The approach of the NYSE is particularly dubious given that the rules specifically disqualify directors as independent where they have a material relationship with the company. See NYSE Listing Standard 303A.02 ("No director qualifies as "independent" unless the board of directors affirmatively determines that the director has no material relationship with the listed company"). Nowhere does the Listing Standard exclude fees, yet apparently the NYSE permits this approach.
It is perhaps no surprise, therefore, that regulatory reform is potentially on the way. Senator Dodd's bill would give the SEC the authority to control the definition of independent under the rules of the stock exchanges and would specifically instruct the SEC to consider the role of fees in the definition.

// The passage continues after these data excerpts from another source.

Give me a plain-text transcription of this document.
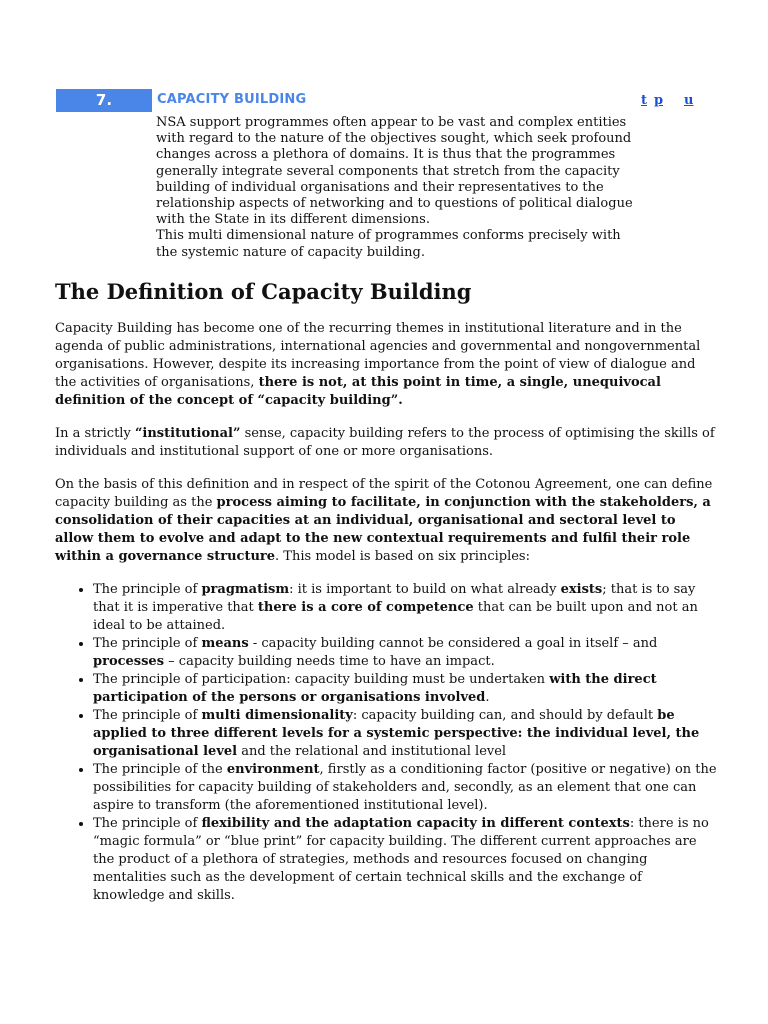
7.	CAPACITY BUILDING	t p u

NSA support programmes often appear to be vast and complex entities with regard to the nature of the objectives sought, which seek profound changes across a plethora of domains. It is thus that the programmes generally integrate several components that stretch from the capacity building of individual organisations and their representatives to the relationship aspects of networking and to questions of political dialogue with the State in its different dimensions.

This multi dimensional nature of programmes conforms precisely with the systemic nature of capacity building.

The Definition of Capacity Building

Capacity Building has become one of the recurring themes in institutional literature and in the agenda of public administrations, international agencies and governmental and nongovernmental organisations. However, despite its increasing importance from the point of view of dialogue and the activities of organisations, there is not, at this point in time, a single, unequivocal definition of the concept of “capacity building”.

In a strictly “institutional” sense, capacity building refers to the process of optimising the skills of individuals and institutional support of one or more organisations.

On the basis of this definition and in respect of the spirit of the Cotonou Agreement, one can define capacity building as the process aiming to facilitate, in conjunction with the stakeholders, a consolidation of their capacities at an individual, organisational and sectoral level to allow them to evolve and adapt to the new contextual requirements and fulfil their role within a governance structure. This model is based on six principles:

• The principle of pragmatism: it is important to build on what already exists; that is to say that it is imperative that there is a core of competence that can be built upon and not an ideal to be attained.
• The principle of means - capacity building cannot be considered a goal in itself – and processes – capacity building needs time to have an impact.
• The principle of participation: capacity building must be undertaken with the direct participation of the persons or organisations involved.
• The principle of multi dimensionality: capacity building can, and should by default be applied to three different levels for a systemic perspective: the individual level, the organisational level and the relational and institutional level
• The principle of the environment, firstly as a conditioning factor (positive or negative) on the possibilities for capacity building of stakeholders and, secondly, as an element that one can aspire to transform (the aforementioned institutional level).
• The principle of flexibility and the adaptation capacity in different contexts: there is no “magic formula” or “blue print” for capacity building. The different current approaches are the product of a plethora of strategies, methods and resources focused on changing mentalities such as the development of certain technical skills and the exchange of knowledge and skills.
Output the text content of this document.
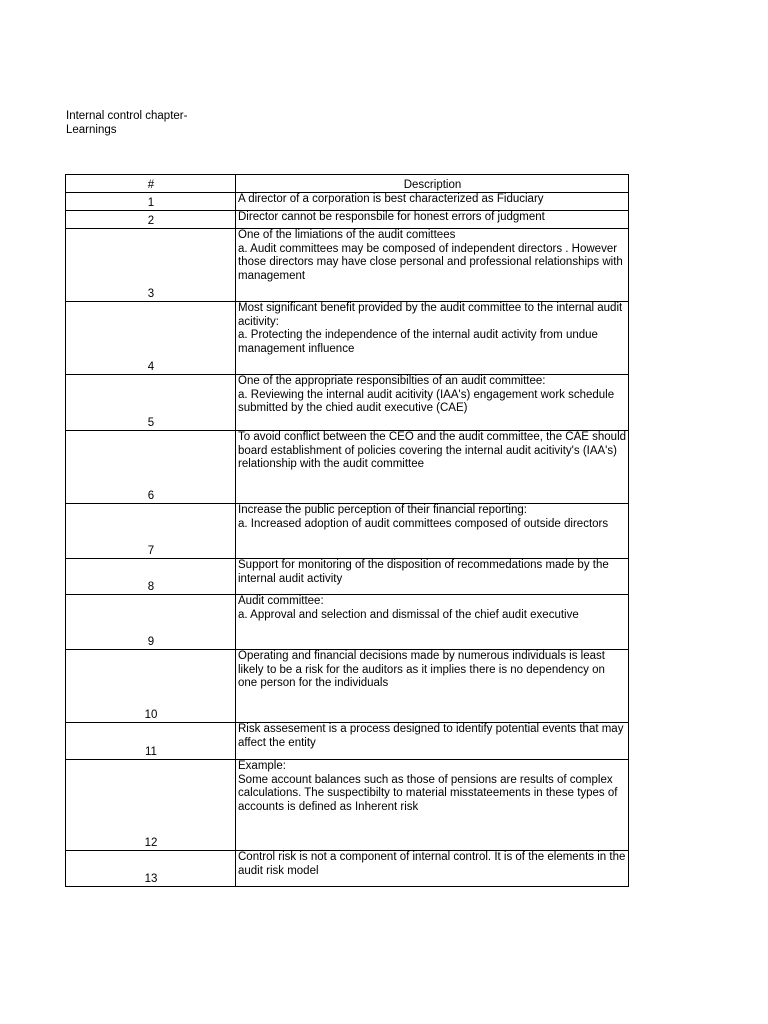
Internal control chapter-
Learnings
#	Description
1	A director of a corporation is best characterized as Fiduciary
2	Director cannot be responsbile for honest errors of judgment
3	One of the limiations of the audit comittees
a. Audit committees may be composed of independent directors . However those directors may have close personal and professional relationships with management
4	Most significant benefit provided by the audit committee to the internal audit acitivity:
a. Protecting the independence of the internal audit activity from undue management influence
5	One of the appropriate responsibilties of an audit committee:
a. Reviewing the internal audit acitivity (IAA's) engagement work schedule submitted by the chied audit executive (CAE)
6	To avoid conflict between the CEO and the audit committee, the CAE should board establishment of policies covering the internal audit acitivity's (IAA's) relationship with the audit committee
7	Increase the public perception of their financial reporting:
a. Increased adoption of audit committees composed of outside directors
8	Support for monitoring of the disposition of recommedations made by the internal audit activity
9	Audit committee:
a. Approval and selection and dismissal of the chief audit executive
10	Operating and financial decisions made by numerous individuals is least likely to be a risk for the auditors as it implies there is no dependency on one person for the individuals
11	Risk assesement is a process designed to identify potential events that may affect the entity
12	Example:
Some account balances such as those of pensions are results of complex calculations. The suspectibilty to material misstateements in these types of accounts is defined as Inherent risk
13	Control risk is not a component of internal control. It is of the elements in the audit risk model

In light of this approach, we will, from time to time, pick out highly paid directors who are treated as independent in the company's proxy statement. Sometimes the high level of director compensation is due to unusual or anamolous circumstances and may, in fact, not be material. Thus, at Andarko Petroleum, Preston M. Geren III was listed as independent and having total compensation of $639,780. Of that amount, however, $531,187 was in the form of grants (options and stock). The amount, however, related to stock options that had apparently been previously awarded but subject to a suspension of the vesting period while Mr. Geren III served as the Secretary of the Air Force under President Bush. See Proxy Statement, at p. 23.
On the other hand, sometimes the director is simply well paid and still characterized as "independent." Take for example MURPHY OIL CORP. William Nolan, the non-employee chairman of the board, received total compensation of $564,001 (with $238,500 in fees and $233,375 in stock awards). Moreover, those were not the only contacts with Murphy. As the proxy statement described:
- All directors, other than Mr. Deming and Mr. Wood, have been deemed independent by the Board based on the rules of the New York Stock Exchange and the categorical standards of independence included in the Company's Corporate Governance Guidelines. As part of its independence recommendation to the Board, the Nominating Governance Committee considered familial relationships (Mr. Deming, Mr. Murphy, Mr. Nolan and Mrs. Theus are first cousins) and ordinary course of business transactions with BancorpSouth (Mr. Kelley) which was below the applicable threshold. The Committee also considered aviation interchange and related agreements with Murphy Family Management LLC (Mr. Murphy) and Munoco Company L.C. (Mr. Nolan).
The circumstances are at least disclosed and the market can largely make up its own mind (although the significance of an "aviation interchange" is not particularly apparent). Nonetheless, the fact that the NYSE allows this director to be characterized under its rules as "independent" demonstrates why the Dodd Bill is giving this authorizing to the SEC to intervene in this area.